Detectors like FID and TCD have a single RF per analyte while element-selective detectors like AED, SCD and NCD have a single RF for molecules bearing the given element (this is sometimes referred to as a unimolecular response). Spectral detectors, for want of a better word, like MS, VUV and FT-IR, can have more than one response depending on what part of the spectrum is being used. In MS, for example in determining benzene, one might focus on m/z = 78 using selected ion monitoring (SIM, an acquisition function) or by plotting the 78 m/z charge (extracted ion chromatogram, EIC) from full scan work, rather than the total ion chromatogram (TIC) – TIC and 78 peaks will have different RFs for the same analyte concentration (Figure 1).


Figure 1.  Electron ionization mass spectrum for benzene.

In GC- vacuum ultraviolet (VUV) absorption spectroscopy, we have the same flexibility. The VUV analog of SIM or EIC modes in MS is called spectral filtering. The use of spectral filters is a VUV software feature where we plot a region of the full wavelength spectrum. Thus, after collecting default, full wavelength spectra, we might opt to plot 125 – 160 nm for highlighting aliphatics, 170 – 200 nm for highlighting unsaturates (e.g., monoaromatics) and 200 – 240 nm for highlighting conjugation and diaromatics (Figure 2). Thus, in the case of benzene, if we wanted to optimize the S/N like we do in GC-MS using m/z = 78, we would use a spectral filter that focuses on the lambda max of benzene, e.g., 177 – 182 nm (Figure 2).

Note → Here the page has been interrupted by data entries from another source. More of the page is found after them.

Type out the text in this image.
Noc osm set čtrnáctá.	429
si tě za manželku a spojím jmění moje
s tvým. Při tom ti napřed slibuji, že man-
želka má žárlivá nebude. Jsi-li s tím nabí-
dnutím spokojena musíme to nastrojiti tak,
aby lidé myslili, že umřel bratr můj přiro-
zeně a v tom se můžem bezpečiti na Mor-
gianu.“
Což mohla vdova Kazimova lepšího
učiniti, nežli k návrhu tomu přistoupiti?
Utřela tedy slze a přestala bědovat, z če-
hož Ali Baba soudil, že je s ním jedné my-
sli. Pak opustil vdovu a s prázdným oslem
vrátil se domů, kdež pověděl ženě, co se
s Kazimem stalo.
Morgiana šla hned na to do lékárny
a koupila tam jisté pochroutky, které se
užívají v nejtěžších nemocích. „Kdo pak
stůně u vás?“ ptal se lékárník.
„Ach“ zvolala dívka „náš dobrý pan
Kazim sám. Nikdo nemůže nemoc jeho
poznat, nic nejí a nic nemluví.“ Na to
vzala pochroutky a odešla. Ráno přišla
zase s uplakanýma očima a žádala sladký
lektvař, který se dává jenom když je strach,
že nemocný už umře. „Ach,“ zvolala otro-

Figure 2.   The VUV spectrum for benzene.

Lastly, in the case of the well-known co-elution of benzene and 1-methylcyclopentene, Figure 2 shows that both compounds have common regions for RF, i.e. we cannot find a unique RF for each compound like we could for hexane and benzene. Thus, if we applied our experimentally determined RF for benzene to this case of co-elution, we are going to over report the amount of benzene. Here, it behooves us to make use of the elegant deconvolution capability of VUV and apply the RF after the fact. Since these spectra are very distinct, deconvolution would be very simple and the RF will be applied to, in effect, to two distinct peaks (Figure 3).


Figure 3. The deconvolution of  1-methylcyclopentene (1, black peak) and benzene (2, blue peak) is easily accomplished by using their unique absorbance spectra.